By Jane Smith
    
    The contractor has begun installing a fence to block people from taking a short cut across the FEC Railway tracks in downtown Delray Beach.
    The work started on Oct. 3. It will take about two weeks for the aluminum rail fence to be finished along both sides of the tracks between Atlantic Avenue and Northeast First Street, said Joe Frantz, deputy director of public works. The fence will have pink bougainvillea planted at both ends and other native plants in between.
    The trespassing problem became a Delray Beach focus after the August 2016 death of Robin Landes, of Boca Raton. She was killed by a passing southbound freight train when she used a well-traveled path to cut across the tracks. Landes and her husband had left Johnny Brown’s on Atlantic.
    “On any given day or night, I can see multiple people, including adults with children, trespassing across the tracks between designated crossings,” said Mayor Cary Glickstein.
    “It may seem easy to cross the tracks, which is a trespass, with slower-moving freight trains using very loud horn blasts,” he said. “It’s quite another with high-speed trains that will eventually pass through Delray 32 times daily without any audible warning horns.”

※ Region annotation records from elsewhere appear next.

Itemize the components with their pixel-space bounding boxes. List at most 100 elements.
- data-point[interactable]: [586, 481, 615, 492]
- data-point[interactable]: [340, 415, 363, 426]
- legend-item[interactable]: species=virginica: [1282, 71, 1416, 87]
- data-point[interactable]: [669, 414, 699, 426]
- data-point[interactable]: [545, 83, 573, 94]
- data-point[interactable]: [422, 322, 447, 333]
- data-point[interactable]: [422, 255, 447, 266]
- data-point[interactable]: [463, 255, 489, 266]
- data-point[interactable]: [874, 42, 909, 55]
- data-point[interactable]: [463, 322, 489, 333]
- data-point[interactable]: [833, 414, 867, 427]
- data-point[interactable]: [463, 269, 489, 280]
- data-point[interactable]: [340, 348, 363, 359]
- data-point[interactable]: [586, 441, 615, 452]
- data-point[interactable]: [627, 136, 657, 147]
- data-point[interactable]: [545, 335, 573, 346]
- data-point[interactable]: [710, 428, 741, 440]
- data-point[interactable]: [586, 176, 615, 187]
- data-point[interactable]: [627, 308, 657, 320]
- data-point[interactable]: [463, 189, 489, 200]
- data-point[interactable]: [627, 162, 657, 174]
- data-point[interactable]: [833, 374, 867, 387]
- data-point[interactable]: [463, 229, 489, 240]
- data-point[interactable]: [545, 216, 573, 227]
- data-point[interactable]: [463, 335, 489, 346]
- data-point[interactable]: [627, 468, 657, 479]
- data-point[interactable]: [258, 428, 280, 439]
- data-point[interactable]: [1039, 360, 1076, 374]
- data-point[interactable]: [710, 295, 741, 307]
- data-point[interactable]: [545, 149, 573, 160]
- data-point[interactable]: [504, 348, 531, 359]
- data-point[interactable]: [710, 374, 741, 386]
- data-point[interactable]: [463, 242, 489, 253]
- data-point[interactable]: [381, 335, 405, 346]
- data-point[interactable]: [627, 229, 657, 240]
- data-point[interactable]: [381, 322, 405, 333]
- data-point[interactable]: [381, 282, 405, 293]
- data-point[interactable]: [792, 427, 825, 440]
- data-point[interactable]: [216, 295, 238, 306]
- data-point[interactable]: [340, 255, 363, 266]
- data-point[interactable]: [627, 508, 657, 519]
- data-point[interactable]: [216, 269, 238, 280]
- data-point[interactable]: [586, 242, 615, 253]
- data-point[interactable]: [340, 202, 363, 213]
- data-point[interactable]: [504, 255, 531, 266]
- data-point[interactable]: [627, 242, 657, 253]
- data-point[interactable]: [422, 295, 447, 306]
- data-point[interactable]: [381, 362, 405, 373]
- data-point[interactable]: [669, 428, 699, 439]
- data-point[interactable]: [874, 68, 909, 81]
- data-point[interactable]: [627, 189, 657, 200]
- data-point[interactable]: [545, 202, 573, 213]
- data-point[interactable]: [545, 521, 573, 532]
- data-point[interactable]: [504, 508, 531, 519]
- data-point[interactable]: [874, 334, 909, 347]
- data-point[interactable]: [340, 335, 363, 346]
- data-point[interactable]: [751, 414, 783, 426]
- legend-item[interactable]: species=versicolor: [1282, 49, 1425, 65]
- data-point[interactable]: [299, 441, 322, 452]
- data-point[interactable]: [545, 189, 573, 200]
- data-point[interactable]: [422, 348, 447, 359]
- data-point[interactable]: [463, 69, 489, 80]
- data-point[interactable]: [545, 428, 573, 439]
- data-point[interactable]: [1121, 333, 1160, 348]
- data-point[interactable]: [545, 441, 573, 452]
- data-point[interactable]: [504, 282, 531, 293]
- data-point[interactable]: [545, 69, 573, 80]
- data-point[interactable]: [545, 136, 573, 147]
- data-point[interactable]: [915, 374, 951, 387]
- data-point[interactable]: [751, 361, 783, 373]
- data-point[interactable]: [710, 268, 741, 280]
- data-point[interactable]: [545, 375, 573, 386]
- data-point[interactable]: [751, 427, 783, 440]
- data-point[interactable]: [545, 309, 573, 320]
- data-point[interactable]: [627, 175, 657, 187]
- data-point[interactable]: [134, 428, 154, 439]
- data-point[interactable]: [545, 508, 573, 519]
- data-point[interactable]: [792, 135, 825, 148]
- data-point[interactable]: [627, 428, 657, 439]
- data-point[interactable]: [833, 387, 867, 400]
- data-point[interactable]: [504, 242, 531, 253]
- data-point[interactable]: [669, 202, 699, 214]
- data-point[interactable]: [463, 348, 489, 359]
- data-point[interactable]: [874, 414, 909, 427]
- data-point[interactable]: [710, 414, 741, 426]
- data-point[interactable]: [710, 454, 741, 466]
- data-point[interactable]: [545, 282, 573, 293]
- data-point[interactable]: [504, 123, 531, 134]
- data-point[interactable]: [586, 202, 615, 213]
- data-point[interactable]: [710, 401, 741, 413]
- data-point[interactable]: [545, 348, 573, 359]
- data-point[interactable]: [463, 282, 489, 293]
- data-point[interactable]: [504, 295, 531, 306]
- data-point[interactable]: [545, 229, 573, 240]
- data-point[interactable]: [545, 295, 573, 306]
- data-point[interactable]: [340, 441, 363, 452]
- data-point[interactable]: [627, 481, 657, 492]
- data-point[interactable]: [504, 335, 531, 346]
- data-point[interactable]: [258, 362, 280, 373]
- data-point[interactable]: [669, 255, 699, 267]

    Brightline, the new name for All Aboard Florida, plans to start its express passenger rail service on the FEC tracks by the end of the year. In South Florida, Brightline will make three stops — West Palm Beach, Fort Lauderdale and Miami.
    The county’s Metropolitan Planning Organization paid to install quiet zones at most intersections, allowing the Brightline trains to zip without horn blasts through the southern part of the county. The quiet zones can include such items as dual gates on the travel lanes and a concrete median between the travel lanes.
    Delray Beach resident Patrick Halliday, vice chairman of Human Powered Delray, brought up pedestrian-safety concerns to the City Commission following the death of Landes.
    “I’m pleased to see this day coming,” Halliday said. “I got involved because of my concerns for pedestrian safety in my city of Delray Beach.”
    He thanked the mayor and City Commission for their efforts to push for a pedestrian barrier.
    FEC will have a worker present during the fence installation, Frantz said. The fence sits on FEC-owned land and the company wants to make sure that its signals and other electronics are not disturbed during the fence installation process, he said.
    Bill Wilsher, the city’s landscape planner, helped to select the plants.
    The bougainvillea at both ends will be the dwarf variety, he said. “The FEC people didn’t want anything growing over the top of the fence line,” Wilsher said.

    “The safety barrier is very much needed to push people down to desig-nated crossings,” Glickstein said.